The traditional search fund relies a lot on your ability to recruit investors that believe in you and your business acquisition strategy. This can both be daunting and challenging. It can also be unnecessary if you have the capital to do a self-funded fund and start the adventure into business ownership without investors upfront.
A self-funded search fund is a great way to acquire a small to medium sized business for a number of reasons. Two in particular are that it allows the principal to retain more ownership and more flexibility in the types and compositions of the businesses they acquire. It also often requires the principal to take on more debt than a traditional search fund. This is where today’s timing is beneficial to principals pursuing this pathway.
2021 is a Great Year to pursue a Small Business Administration Loan
The recent Consolidated Appropriations Act, 2021 passed by President Trump on December 27, 2020 provides some opportunities for small business acquisition loans for those that qualify. In particular, if your plans are to rely on an SBA 7a loan and/or an SBA 504 loan. The terms include:
- Waived 7a guaranty fees (2.00%-3.75% of the SBA guaranty amount)
- Increased guaranty amounts (up to 90%) allowing for more flexibility and financing options from your bank.

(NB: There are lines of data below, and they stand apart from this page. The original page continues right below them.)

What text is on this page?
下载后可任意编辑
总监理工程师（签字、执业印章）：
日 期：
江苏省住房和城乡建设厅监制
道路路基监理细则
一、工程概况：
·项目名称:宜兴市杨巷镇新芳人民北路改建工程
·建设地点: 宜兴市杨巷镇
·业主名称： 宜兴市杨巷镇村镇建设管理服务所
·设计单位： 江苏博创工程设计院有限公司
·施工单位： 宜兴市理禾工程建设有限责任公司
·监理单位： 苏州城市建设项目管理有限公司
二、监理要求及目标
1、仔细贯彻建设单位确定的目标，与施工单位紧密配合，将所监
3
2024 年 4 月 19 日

- Loans that qualify and close between February 1, 2021 and September 30, 2021, the government will make principal and interest payments for up to six months, payment support capped at $9,000 per month.

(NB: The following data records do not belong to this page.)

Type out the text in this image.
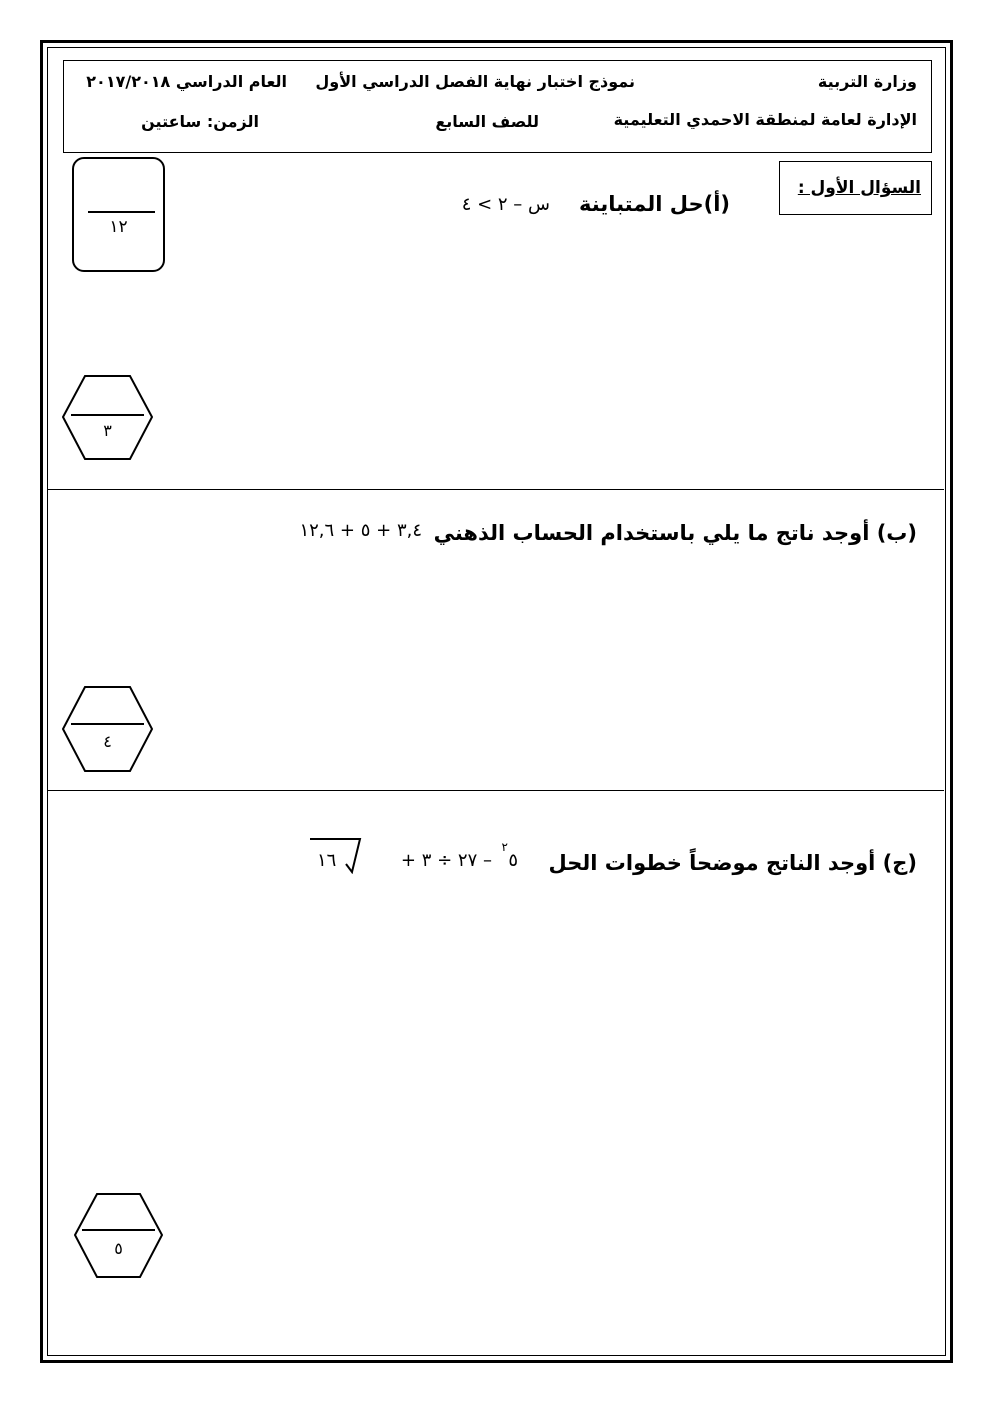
وزارة التربية
الإدارة لعامة لمنطقة الاحمدي التعليمية
نموذج اختبار نهاية الفصل الدراسي الأول
للصف السابع
العام الدراسي ٢٠١٧/٢٠١٨
الزمن: ساعتين
السؤال الأول :
١٢
(أ)حل المتباينة
س – ٢ > ٤
٣
(ب) أوجد ناتج ما يلي باستخدام الحساب الذهني
٣,٤ + ٥ + ١٢,٦
٤
(ج) أوجد الناتج موضحاً خطوات الحل
٥
٢
– ٢٧ ÷ ٣ +
١٦
٥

The new law provides significant temporary working capital support for a small to a medium-sized business acquisition. By having payment support from the government for the first six months of operations, your business will have significant support to allow you to focus on its operations and sales growth.

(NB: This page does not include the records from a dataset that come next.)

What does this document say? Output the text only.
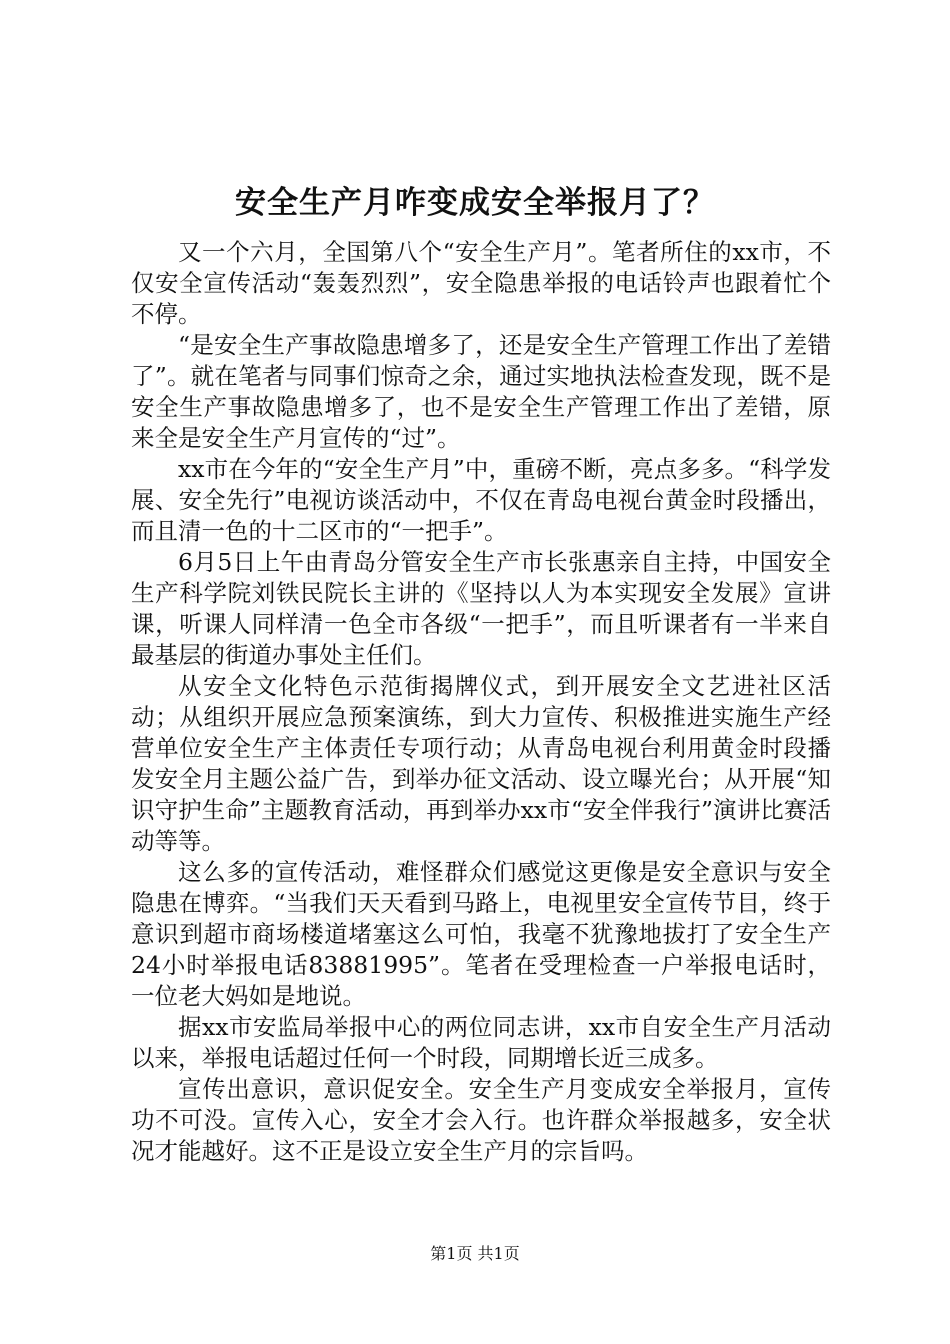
安全生产月咋变成安全举报月了？

又一个六月，全国第八个“安全生产月”。笔者所住的xx市，不仅安全宣传活动“轰轰烈烈”，安全隐患举报的电话铃声也跟着忙个不停。

“是安全生产事故隐患增多了，还是安全生产管理工作出了差错了”。就在笔者与同事们惊奇之余，通过实地执法检查发现，既不是安全生产事故隐患增多了，也不是安全生产管理工作出了差错，原来全是安全生产月宣传的“过”。

xx市在今年的“安全生产月”中，重磅不断，亮点多多。“科学发展、安全先行”电视访谈活动中，不仅在青岛电视台黄金时段播出，而且清一色的十二区市的“一把手”。

6月5日上午由青岛分管安全生产市长张惠亲自主持，中国安全生产科学院刘铁民院长主讲的《坚持以人为本实现安全发展》宣讲课，听课人同样清一色全市各级“一把手”，而且听课者有一半来自最基层的街道办事处主任们。

从安全文化特色示范街揭牌仪式，到开展安全文艺进社区活动；从组织开展应急预案演练，到大力宣传、积极推进实施生产经营单位安全生产主体责任专项行动；从青岛电视台利用黄金时段播发安全月主题公益广告，到举办征文活动、设立曝光台；从开展“知识守护生命”主题教育活动，再到举办xx市“安全伴我行”演讲比赛活动等等。

这么多的宣传活动，难怪群众们感觉这更像是安全意识与安全隐患在博弈。“当我们天天看到马路上，电视里安全宣传节目，终于意识到超市商场楼道堵塞这么可怕，我毫不犹豫地拔打了安全生产24小时举报电话83881995”。笔者在受理检查一户举报电话时，一位老大妈如是地说。

据xx市安监局举报中心的两位同志讲，xx市自安全生产月活动以来，举报电话超过任何一个时段，同期增长近三成多。

宣传出意识，意识促安全。安全生产月变成安全举报月，宣传功不可没。宣传入心，安全才会入行。也许群众举报越多，安全状况才能越好。这不正是设立安全生产月的宗旨吗。

第1页 共1页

What might a financing structure look like?
We would like to see minimum ratios for the following for an SBA loan:
- 75% senior SBA guaranteed bank loan
- 15% seller note (five years or longer term)
- 10% shareholder equity from the principal(s) and investor
Traditionally, the debt service coverage ratio would be acceptable in this scenario if the price paid is between 3-4X EBITDA.
All owners with ownership greater than 20% will be required to guarantee the SBA loan.
Other options consider a conventional business loan partnered with shareholder capital or mezzanine debt. You can usually expect that the bank loan to be a lower loan to enterprise value in these scenarios to mitigate risk. Commonly you may see bank acquisition debt between 50-65% of enterprise value before other collateral, subordinated debt, covenants, and enhancements are included.
More businesses will be for sale as Boomers Retire
According to the Exit Planning Institute, nearly 4.5 million businesses with an aggregate of $10 trillion in valuation will be on the sale block in the coming decade. This provides a plethora of opportunities for the millennial and generation x to acquire and grow businesses.
There are more millennials on the planet than any other generation. They are hungry and according to the Fast Company, the “Millennial personality seems to be pre-set to ‘leadership’ mode. They’re not sitting around waiting for it to happen.”
We have seen it firsthand at Flagship Bank. Mollie Windmiller has been doing awesome things connecting people at LAB Talks, Dr. Rees and his wife Rosalie growing their business Maverick Chiropractor, Natalie Standridge growing her Spanish Immersion childcare business Casa de Corazón®, Brenda Nolby at her gymnastics business Jam Hops, and many others who have purchased, started, or grown their businesses. We've even done acquisitions at Flagship Bank and have spoken on it at events around Navigating Small Business Mergers & Acquisitions.
At Flagship Bank, we are proud to be partnering with Minnesota small businesses and Minnesota business acquisitions. Relationship banking can be key as you search for that acquisition and even more so as you get close to closing. A bank will need detailed information to underwrite the cash flow of the business. Having those conversations about the business loan as the deal starts to come together will not only save you time but also money.